I get by with a little help from my friends

Excuse me while I ramble on a bit. I need to post a little shout-out to some special people in my life. As a few of my friends sometimes say: I have all the feels right now. 

Throughout my life, I have never been one of those people with a lot of friends but I have been very lucky that the ones I have are really awesome. Honestly, I am not sure if the word awesome really describes them. There isn't a word in the dictionary that could come close to how great these people really are. 

They are always there to cheer me on and to bring wine when necessary. They call me on my sh*t and push me to be better. And, when I am in a crisis, and a phone call won't cut it, they drive the hours it takes to get here and show up on my doorstep.

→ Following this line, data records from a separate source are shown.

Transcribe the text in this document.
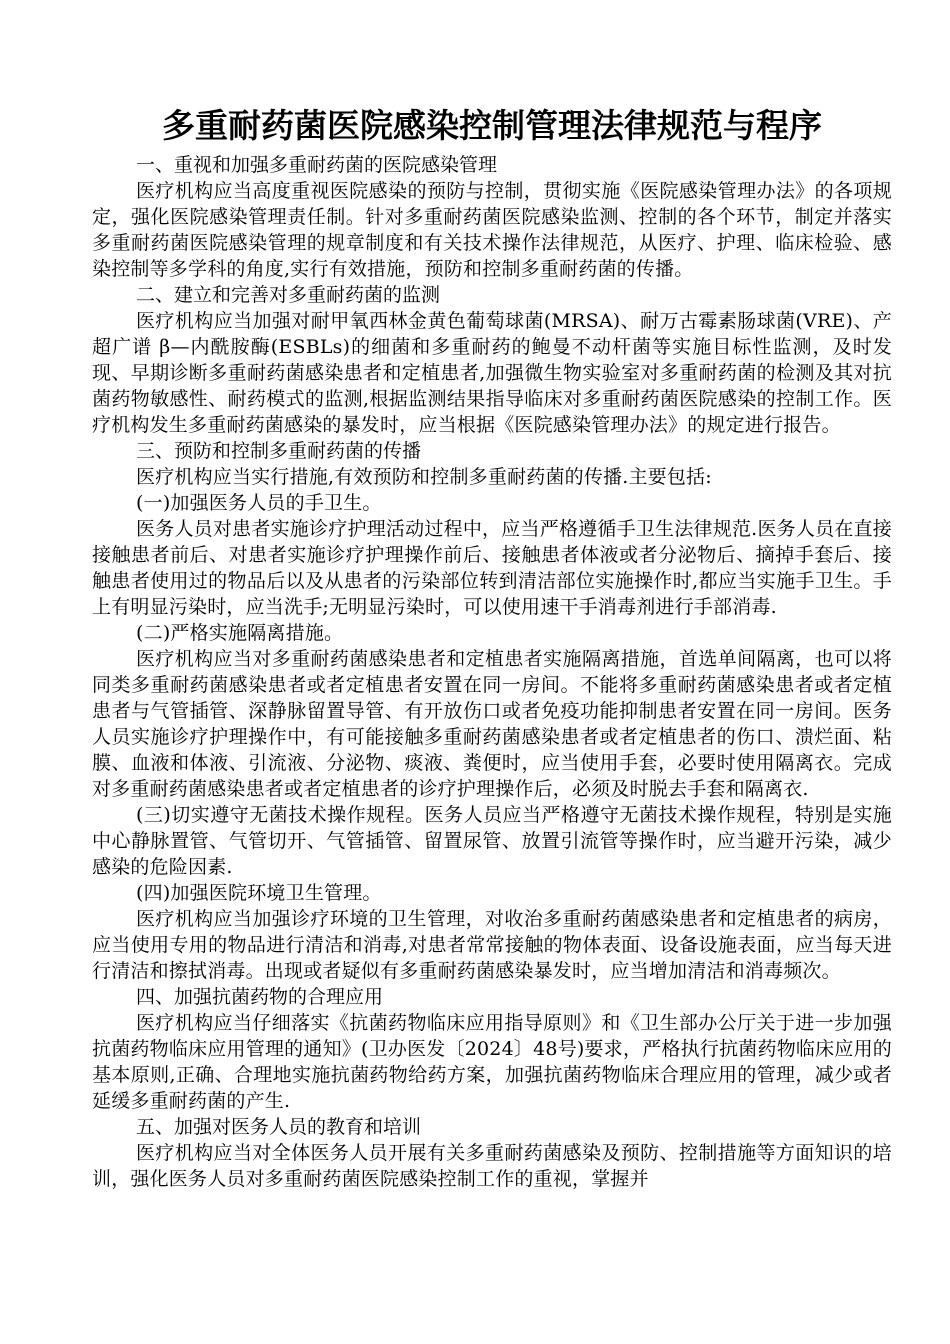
多重耐药菌医院感染控制管理法律规范与程序

一、重视和加强多重耐药菌的医院感染管理

医疗机构应当高度重视医院感染的预防与控制，贯彻实施《医院感染管理办法》的各项规定，强化医院感染管理责任制。针对多重耐药菌医院感染监测、控制的各个环节，制定并落实多重耐药菌医院感染管理的规章制度和有关技术操作法律规范，从医疗、护理、临床检验、感染控制等多学科的角度,实行有效措施，预防和控制多重耐药菌的传播。

二、建立和完善对多重耐药菌的监测

医疗机构应当加强对耐甲氧西林金黄色葡萄球菌(MRSA)、耐万古霉素肠球菌(VRE)、产超广谱 β—内酰胺酶(ESBLs)的细菌和多重耐药的鲍曼不动杆菌等实施目标性监测，及时发现、早期诊断多重耐药菌感染患者和定植患者,加强微生物实验室对多重耐药菌的检测及其对抗菌药物敏感性、耐药模式的监测,根据监测结果指导临床对多重耐药菌医院感染的控制工作。医疗机构发生多重耐药菌感染的暴发时，应当根据《医院感染管理办法》的规定进行报告。

三、预防和控制多重耐药菌的传播

医疗机构应当实行措施,有效预防和控制多重耐药菌的传播.主要包括:

(一)加强医务人员的手卫生。

医务人员对患者实施诊疗护理活动过程中，应当严格遵循手卫生法律规范.医务人员在直接接触患者前后、对患者实施诊疗护理操作前后、接触患者体液或者分泌物后、摘掉手套后、接触患者使用过的物品后以及从患者的污染部位转到清洁部位实施操作时,都应当实施手卫生。手上有明显污染时，应当洗手;无明显污染时，可以使用速干手消毒剂进行手部消毒.

(二)严格实施隔离措施。

医疗机构应当对多重耐药菌感染患者和定植患者实施隔离措施，首选单间隔离，也可以将同类多重耐药菌感染患者或者定植患者安置在同一房间。不能将多重耐药菌感染患者或者定植患者与气管插管、深静脉留置导管、有开放伤口或者免疫功能抑制患者安置在同一房间。医务人员实施诊疗护理操作中，有可能接触多重耐药菌感染患者或者定植患者的伤口、溃烂面、粘膜、血液和体液、引流液、分泌物、痰液、粪便时，应当使用手套，必要时使用隔离衣。完成对多重耐药菌感染患者或者定植患者的诊疗护理操作后，必须及时脱去手套和隔离衣.

(三)切实遵守无菌技术操作规程。医务人员应当严格遵守无菌技术操作规程，特别是实施中心静脉置管、气管切开、气管插管、留置尿管、放置引流管等操作时，应当避开污染，减少感染的危险因素.

(四)加强医院环境卫生管理。

医疗机构应当加强诊疗环境的卫生管理，对收治多重耐药菌感染患者和定植患者的病房，应当使用专用的物品进行清洁和消毒,对患者常常接触的物体表面、设备设施表面，应当每天进行清洁和擦拭消毒。出现或者疑似有多重耐药菌感染暴发时，应当增加清洁和消毒频次。

四、加强抗菌药物的合理应用

医疗机构应当仔细落实《抗菌药物临床应用指导原则》和《卫生部办公厅关于进一步加强抗菌药物临床应用管理的通知》(卫办医发〔2024〕48号)要求，严格执行抗菌药物临床应用的基本原则,正确、合理地实施抗菌药物给药方案，加强抗菌药物临床合理应用的管理，减少或者延缓多重耐药菌的产生.

五、加强对医务人员的教育和培训

医疗机构应当对全体医务人员开展有关多重耐药菌感染及预防、控制措施等方面知识的培训，强化医务人员对多重耐药菌医院感染控制工作的重视，掌握并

So, really, it should not have come as such a surprise as to how helpful they were after Olivia was born. But in a way, it still was because a lot of days I feel like I don't deserve them. I have watched them step up time and time again and I really can't believe I have them in my life. 

My friends set up a Google calendar with Rich's travel schedule for work and they each signed up to stay with me while he was gone. Sometimes this was on the weekends but it was mostly during the week when they would have to use vacation time. 

Others brought food or cooked us meals. They did my laundry without asking. They cleaned my kitchen, organized my linen closet, and vacuumed my floors. They walked my dog. 

Those that couldn't visit texted, called, and sent food. They listened to me tell the truth.

No, everything is not perfect. She screamed for three hours last night. I am exhausted. 

But what helped the most of everything: They kept reminding me that I was doing a good job.

I am not the only one who lucked out, though. Olivia now has a great bunch of beautiful intelligent aunties to help guide her through life. Some children may only grow up with one role model. With this group, she has a whole lot of them.

With all of their help over the past few months, I keep wondering how I could ever make it up to them. I am not sure if I can. But they don't expect anything in return. These are no-strings-attached friendships. That is just what we do for each other. We show up.